官术网_书友最值得收藏!

Obtaining a common analyzer

Lucene provides a set of default analyzers in the lucene-analyzers-common package. Let's take a look at them in detail.

Getting ready

The following are five common analyzers Lucene provides in the lucene-analyzers-common module:

  • WhitespaceAnalyzer: Splits text at whitespaces, just as the name indicates. In fact, this is the only thing this analyzer does.
  • SimpleAnalyzer: Splits text at non-letter characters and lowercases resulting tokens.
  • StopAnalyzer: Splits text at non-letter characters, lowercases resulting tokens, and removes stopwords. This analyzer is useful for pure text content and is not ideal if the content contains words with special characters such as product model number. This analyzer comes with a default set of stopwords but you can always have the provision to provide your own set of stopwords.
  • StandardAnalyzer: Splits text using a grammar-based tokenization, normalizes and lowercases tokens, removes stopwords, and discards punctuations. It can be used to extract company names, e-mail addresses, model numbers, and so on. This analyzer is great for general usage.
  • SnowballAnalyzer: This analyzer is similar to StandardAnalyzer with an additional SnowballFilter for stemming. This provides even more flexibility than StandardAnalyzer. However, SnowballFilter is very aggressive in stemming, so false positive are possible. Lucene is deprecating this analyzer in the upcoming version, 5.0, and recommends you use a language-specific analyzer instead (for example, org.apache.lucene.analysis.en.*).

Obtaining the default analyzer is very simple. Note that we don't get to see the actual output, tokenStream, from the analyzer yet.

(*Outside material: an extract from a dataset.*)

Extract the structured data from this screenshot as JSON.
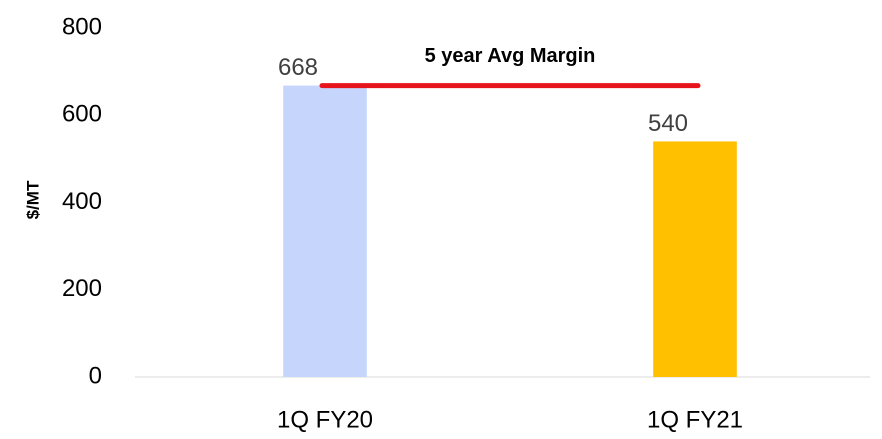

As we progress, we will show you how it's done.

Tip

Make sure the lucene-analyzers-common.jar library is also added to the classpath or the corresponding dependency in your pom.xml.

How to do it...

Here is how you instantiate an analyzer:

Analyzer analyzer = new WhitespaceAnalyzer();

You may instantiate any analyzer in the commons package in a similar fashion. As you see, it is simple to get default analyzers to work.

How it works...

Let's look at some examples to see how each of these analyzers differs. We will use the following sample text – Lucene is mainly used for information retrieval and you can read more about it at http://lucene.apache.org. In the forthcoming sections, we will learn more about customizing analyzers. For now, we shall concern ourselves with output only and review each analyzer's behavior.

First, let's look at WhitespaceAnalyzer. As we already learned, a WhitespaceAnalyzer splits text at whitespaces. The following would be the output of a WhitespaceAnalyzer:

[Lucene] [is] [mainly] [used] [for] [information] [retrieval] [and] [you] [can] [read] [more] [about] [it] [at] [lucene.apache.org.]

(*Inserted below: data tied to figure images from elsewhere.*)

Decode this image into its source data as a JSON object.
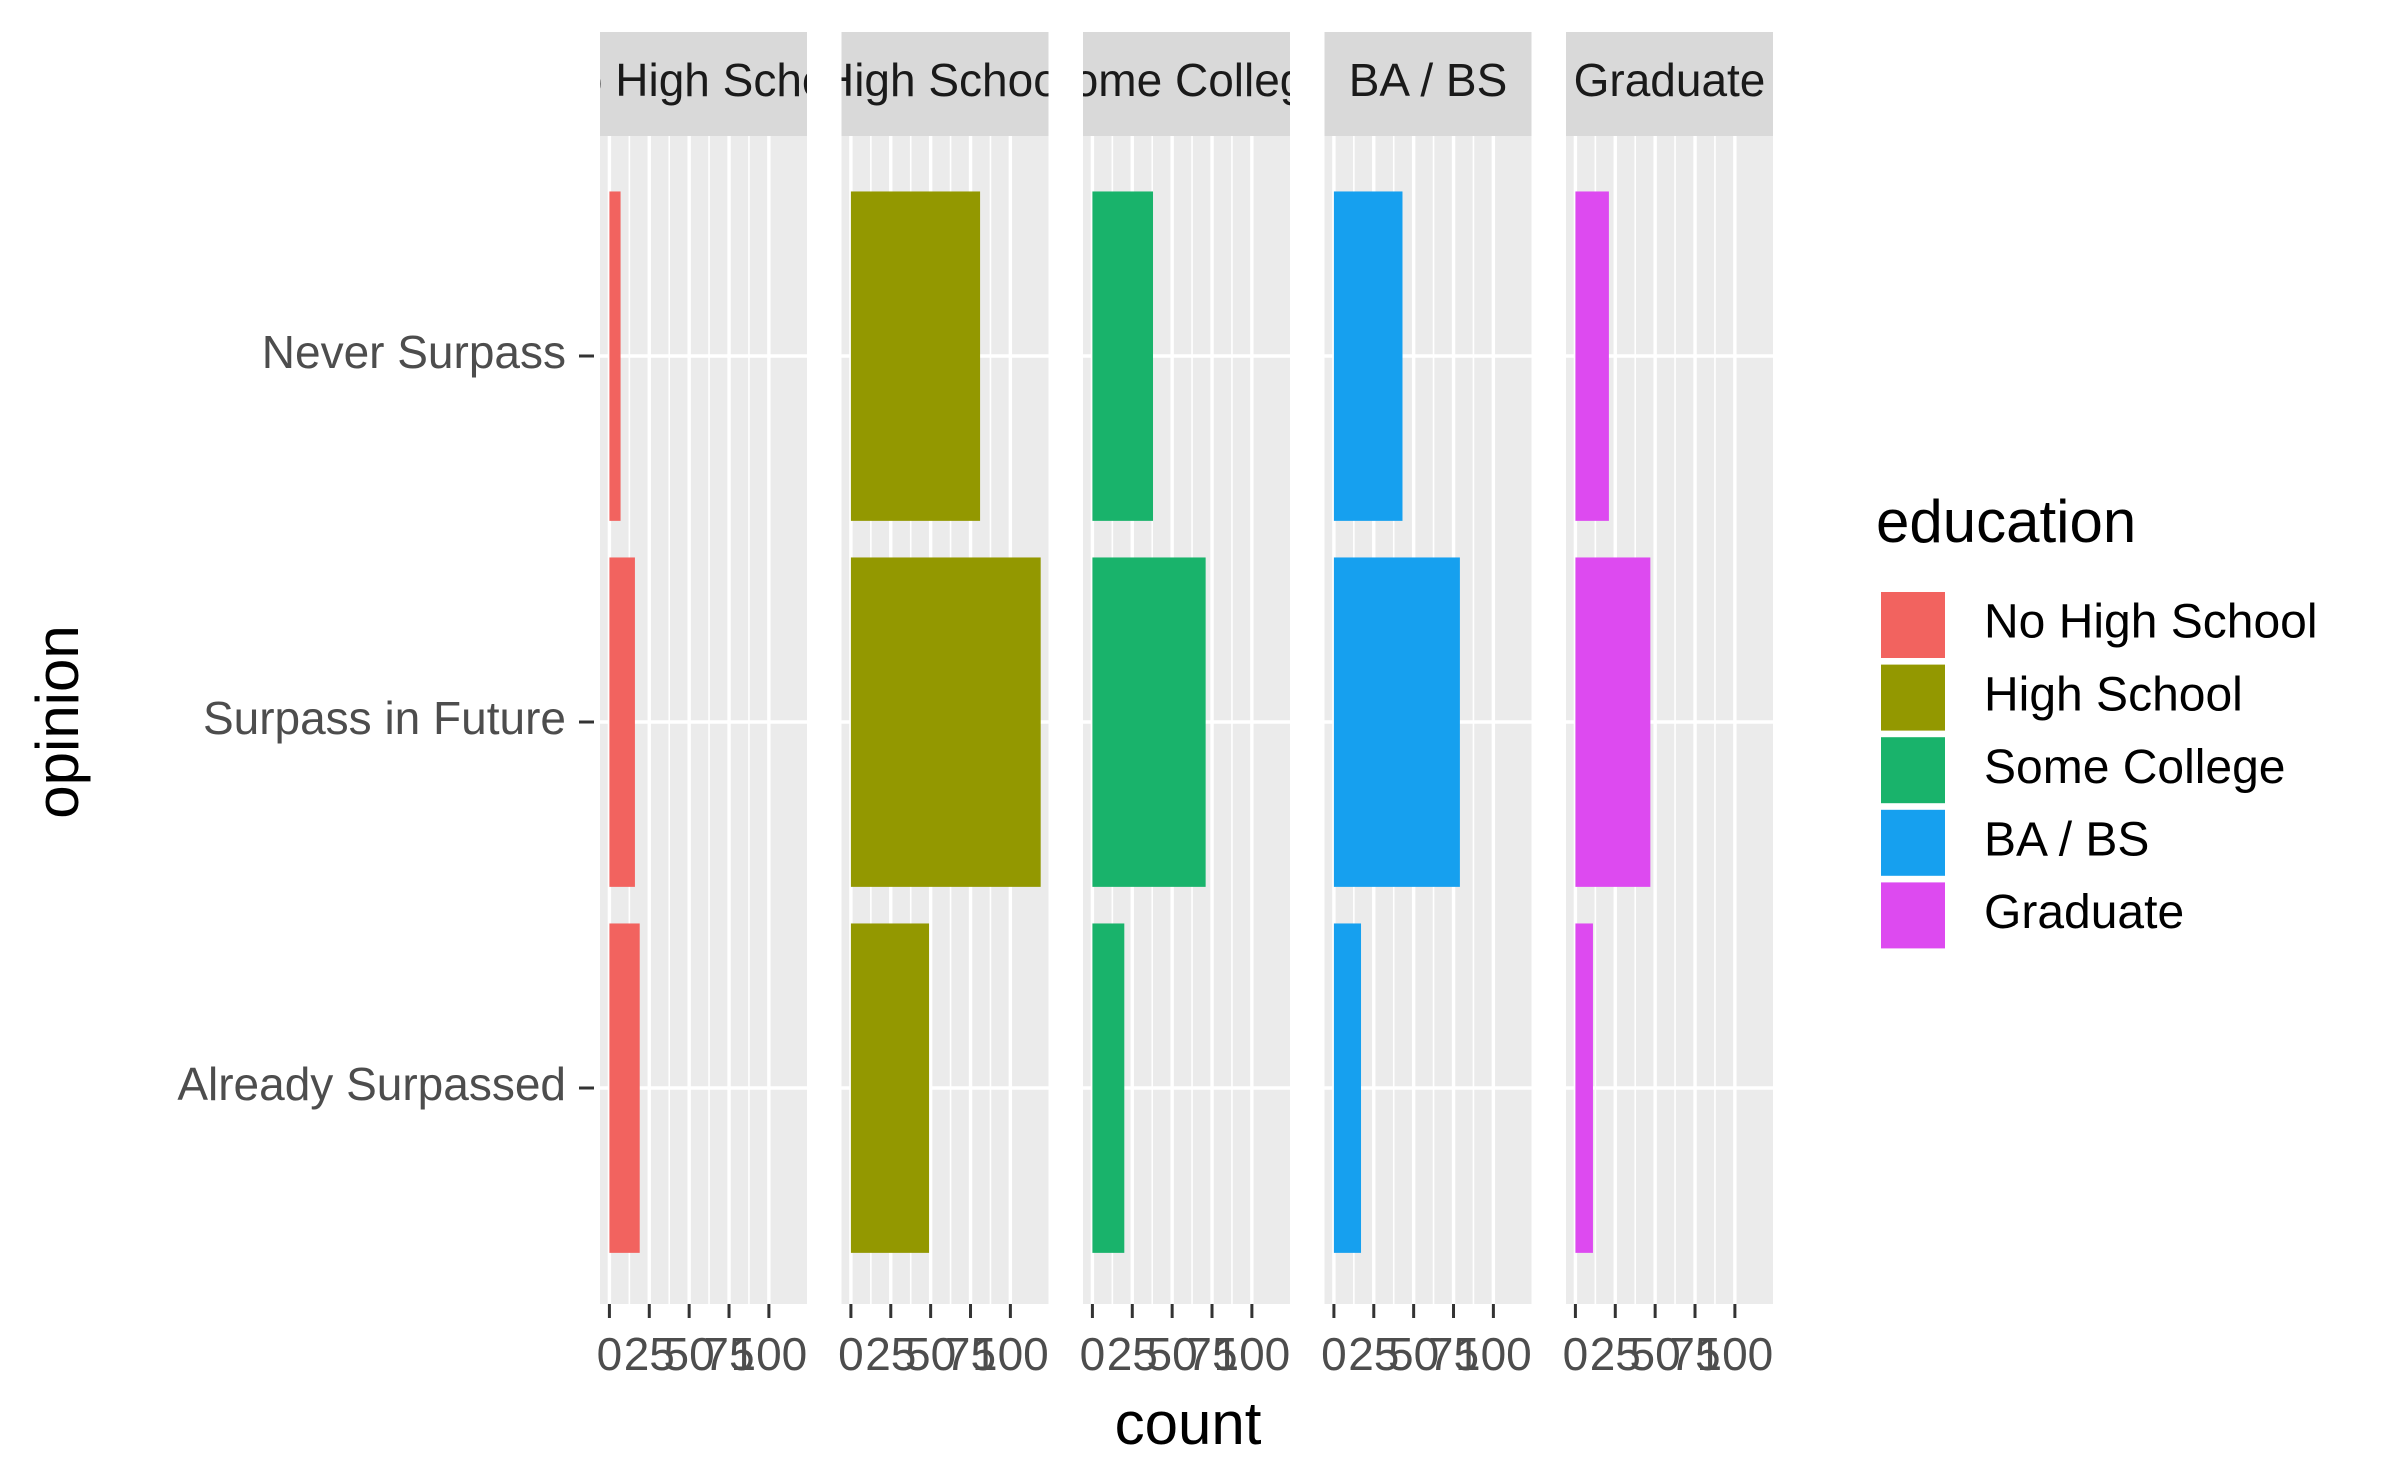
{
  "chart_data": {
    "type": "bar",
    "orientation": "horizontal",
    "facet_by": "series",
    "y_label": "opinion",
    "x_label": "count",
    "legend_title": "education",
    "categories": [
      "Never Surpass",
      "Surpass in Future",
      "Already Surpassed"
    ],
    "series": [
      {
        "name": "No High School",
        "color": "#f2635f",
        "values": [
          7,
          16,
          19
        ]
      },
      {
        "name": "High School",
        "color": "#939800",
        "values": [
          81,
          119,
          49
        ]
      },
      {
        "name": "Some College",
        "color": "#19b36b",
        "values": [
          38,
          71,
          20
        ]
      },
      {
        "name": "BA / BS",
        "color": "#16a0ef",
        "values": [
          43,
          79,
          17
        ]
      },
      {
        "name": "Graduate",
        "color": "#dd4af0",
        "values": [
          21,
          47,
          11
        ]
      }
    ],
    "xlim": [
      -5.9,
      123.9
    ],
    "xticks": [
      0,
      25,
      50,
      75,
      100
    ],
    "grid": true
  }
}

Each token is separated in a pair of braces for you to understand clearly. It is quite evident that no normalization has been applied to the text. The split tokens are left as-is. If this analyzer is used exclusively for both indexing and searching, matches will have to be exact (including matching cases) to be found.

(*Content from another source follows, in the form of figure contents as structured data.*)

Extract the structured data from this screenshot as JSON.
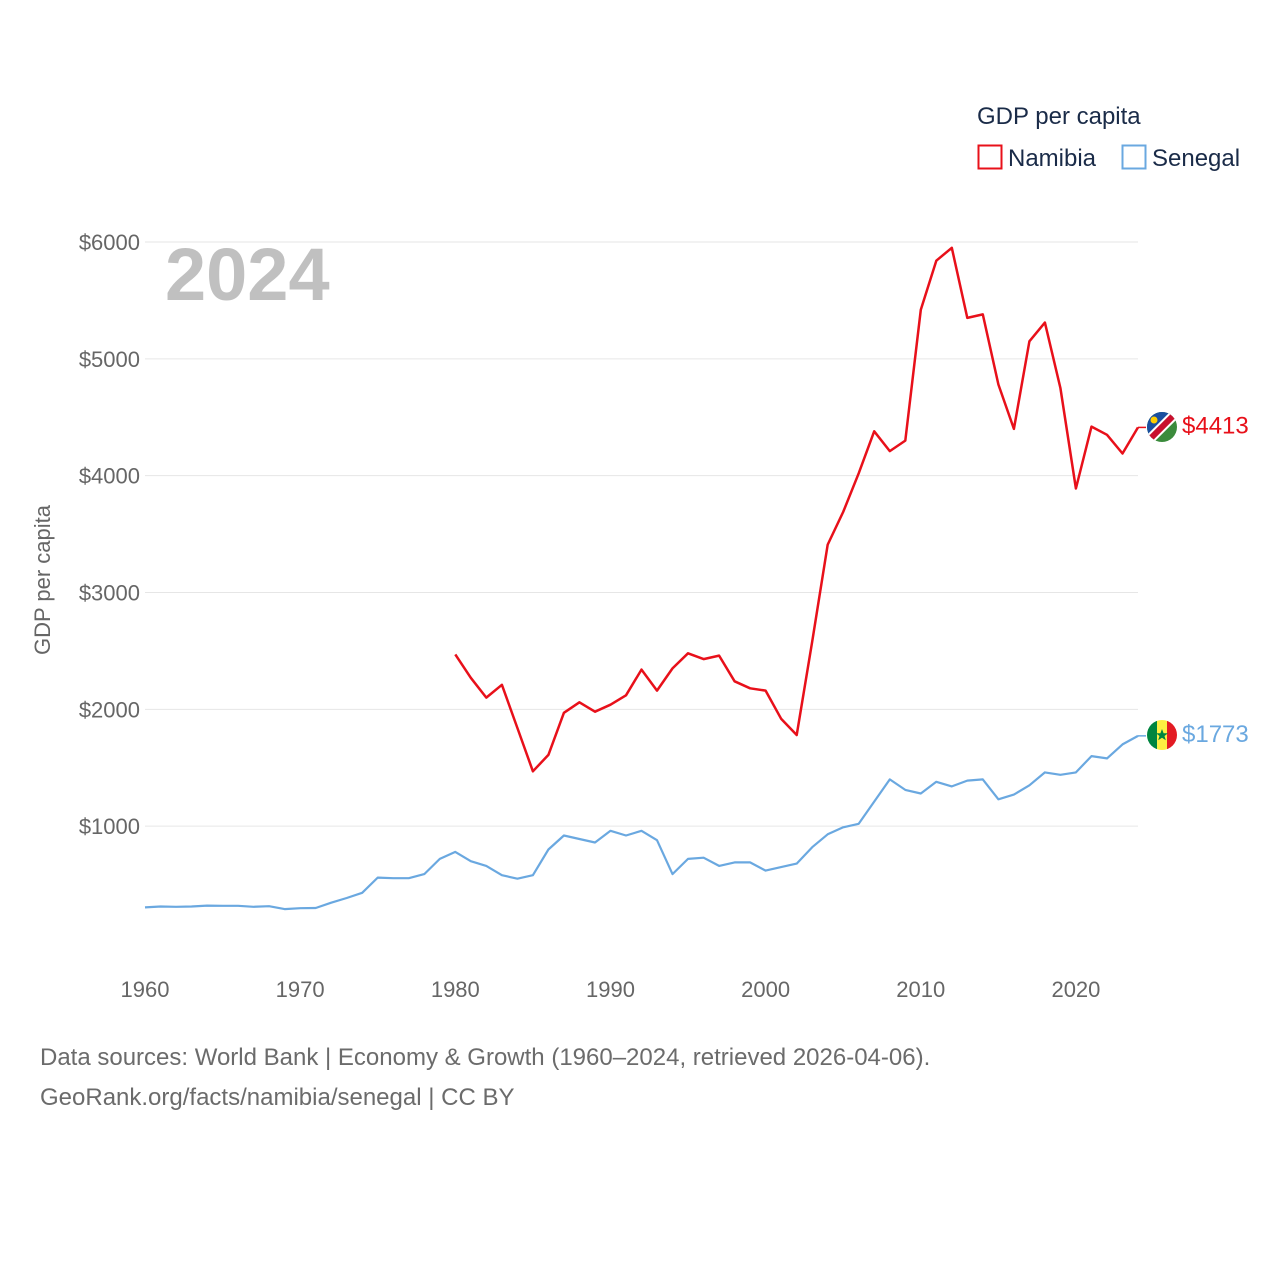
{
  "chart_data": {
    "type": "line",
    "title": "GDP per capita",
    "ylabel": "GDP per capita",
    "xlabel": "",
    "year_label": "2024",
    "xlim": [
      1960,
      2024
    ],
    "ylim": [
      0,
      6000
    ],
    "x_ticks": [
      1960,
      1970,
      1980,
      1990,
      2000,
      2010,
      2020
    ],
    "y_ticks": [
      1000,
      2000,
      3000,
      4000,
      5000,
      6000
    ],
    "y_tick_labels": [
      "$1000",
      "$2000",
      "$3000",
      "$4000",
      "$5000",
      "$6000"
    ],
    "grid": true,
    "legend": {
      "title": "GDP per capita",
      "position": "top-right"
    },
    "series": [
      {
        "name": "Namibia",
        "color": "#e8101a",
        "end_label": "$4413",
        "flag": "namibia-flag-icon",
        "x": [
          1980,
          1981,
          1982,
          1983,
          1984,
          1985,
          1986,
          1987,
          1988,
          1989,
          1990,
          1991,
          1992,
          1993,
          1994,
          1995,
          1996,
          1997,
          1998,
          1999,
          2000,
          2001,
          2002,
          2003,
          2004,
          2005,
          2006,
          2007,
          2008,
          2009,
          2010,
          2011,
          2012,
          2013,
          2014,
          2015,
          2016,
          2017,
          2018,
          2019,
          2020,
          2021,
          2022,
          2023,
          2024
        ],
        "values": [
          2470,
          2270,
          2100,
          2210,
          1840,
          1470,
          1610,
          1970,
          2060,
          1980,
          2040,
          2120,
          2340,
          2160,
          2350,
          2480,
          2430,
          2460,
          2240,
          2180,
          2160,
          1920,
          1780,
          2580,
          3410,
          3690,
          4020,
          4380,
          4210,
          4300,
          5420,
          5840,
          5950,
          5350,
          5380,
          4780,
          4400,
          5150,
          5310,
          4750,
          3890,
          4420,
          4350,
          4190,
          4413
        ]
      },
      {
        "name": "Senegal",
        "color": "#6aa8e0",
        "end_label": "$1773",
        "flag": "senegal-flag-icon",
        "x": [
          1960,
          1961,
          1962,
          1963,
          1964,
          1965,
          1966,
          1967,
          1968,
          1969,
          1970,
          1971,
          1972,
          1973,
          1974,
          1975,
          1976,
          1977,
          1978,
          1979,
          1980,
          1981,
          1982,
          1983,
          1984,
          1985,
          1986,
          1987,
          1988,
          1989,
          1990,
          1991,
          1992,
          1993,
          1994,
          1995,
          1996,
          1997,
          1998,
          1999,
          2000,
          2001,
          2002,
          2003,
          2004,
          2005,
          2006,
          2007,
          2008,
          2009,
          2010,
          2011,
          2012,
          2013,
          2014,
          2015,
          2016,
          2017,
          2018,
          2019,
          2020,
          2021,
          2022,
          2023,
          2024
        ],
        "values": [
          305,
          312,
          310,
          312,
          320,
          318,
          318,
          310,
          315,
          290,
          298,
          300,
          345,
          385,
          430,
          560,
          555,
          555,
          590,
          720,
          780,
          700,
          660,
          580,
          550,
          580,
          800,
          920,
          890,
          860,
          960,
          920,
          960,
          880,
          590,
          720,
          730,
          660,
          690,
          690,
          620,
          650,
          680,
          820,
          930,
          990,
          1020,
          1210,
          1400,
          1310,
          1280,
          1380,
          1340,
          1390,
          1400,
          1230,
          1270,
          1350,
          1460,
          1440,
          1460,
          1600,
          1580,
          1700,
          1773
        ]
      }
    ]
  },
  "footer": {
    "line1": "Data sources: World Bank | Economy & Growth (1960–2024, retrieved 2026-04-06).",
    "line2": "GeoRank.org/facts/namibia/senegal | CC BY"
  }
}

Now let's see how SimpleAnalyzer analyzes the same piece of text. Here is what we get as output:

[lucene] [is] [mainly] [used] [for] [information] [retrieval] [and] [you] [can] [read] [more] [about] [it] [at] [lucene] [apache] [org]

Tokens are split by non-letters and lowercased in this example. Note the web address is split up because "." is considered as a delimiter. This analyzer expands search capability a little bit by allowing case-insensitive searches (assuming this is used in both indexing and searching, both index and search terms are lowercased prior to processing).

The next one is StopAnalyzer:

[lucene] [mainly] [used] [information] [retrieval] [you] [can] [read] [more] [about] [lucene] [apache] [org]

This analyzer builds on top of the SimpleAnalyzer analyzer's tokenization and filtering with the addition of StopFilter. Common English stopwords are removed and tokens are lowercased and normalized, similar to SimpleAnalyzer.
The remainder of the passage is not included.